The most important thing I learned while training for my first half marathon is how much we truly can accomplish when we set our minds to something. Last year I would have laughed at you if you told me that one day I would be able to run farther than 5 miles. I couldn’t have run 5 miles at that time if my life depended on it. But, with determination (and a little bit of craziness) I was able to cross that finish line after completing 13.1 miles. I finished in 2 hours and 46 minutes, and I’ve never been more proud of myself. I accomplished the goal I set out to do, and was rewarded with more than just a medal. That is a memory that won’t ever fade away, and I can’t wait to cross the finish line at my next half marathon and know that I did all I could to make that race the best it could be for me. Our bodies are capable of amazing things if we are willing to believe in ourselves and our capabilities. Don’t ever let doubt get in your way; you can do anything you want to if you put in the time and effort.
Starting at around 180 lbs., I realized that my life was headed in a direction that I didn’t want to continue on so I made the change. One step at a time, I changed my destiny. I have been running for almost a year now. I started with a goal of running a 5k, which then progressed into a 10k, a half marathon, and now I am training for a full marathon in September. I’ve also ran a couple of big relay races in Florida Keys and Utah.

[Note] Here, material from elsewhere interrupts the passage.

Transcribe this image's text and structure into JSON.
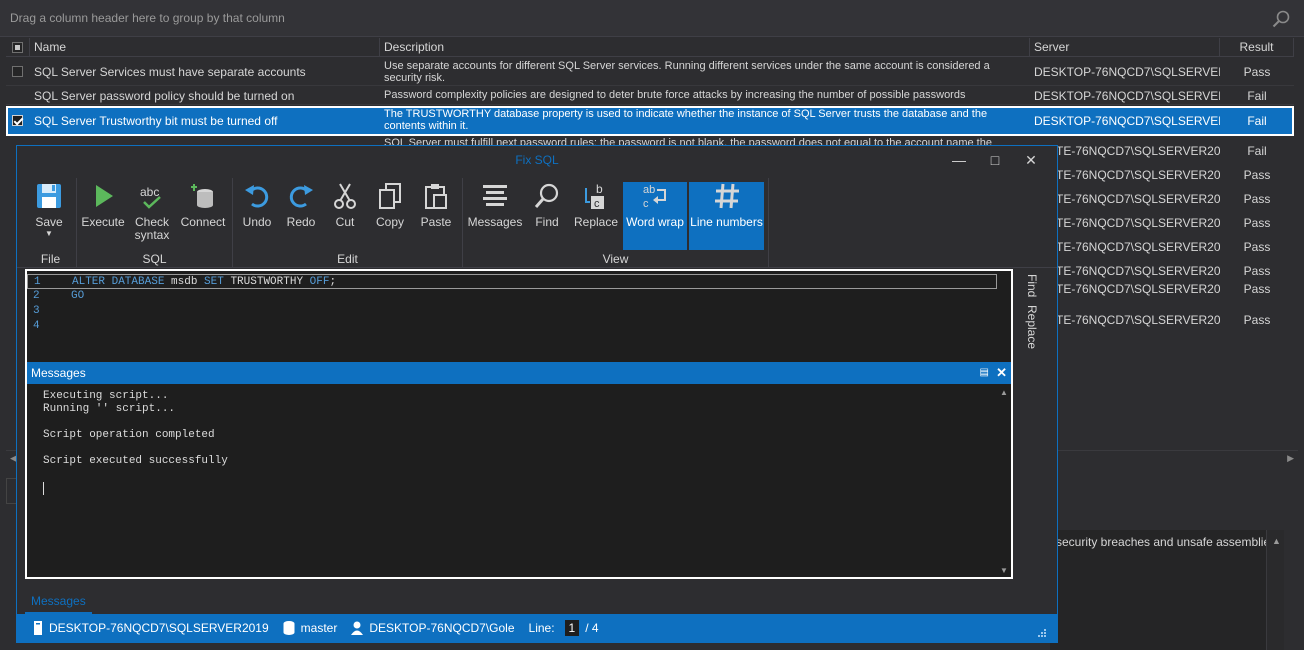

Lisa’s Note: Thanks so much Becky for sharing your story and tips you learned the hard way! I could relate to this as I went through something similar. I thought I was trained enough for Hood to Coast and I wasn’t. I ended up injuring myself–the IT Band just like Becky–and it was a huge learning experience for me. I realize how much I was running and NOT cross training (like doing weights).
QUESTION: Are you currently training for a Half Marathon? How did you plan your training plan? Are you cross training?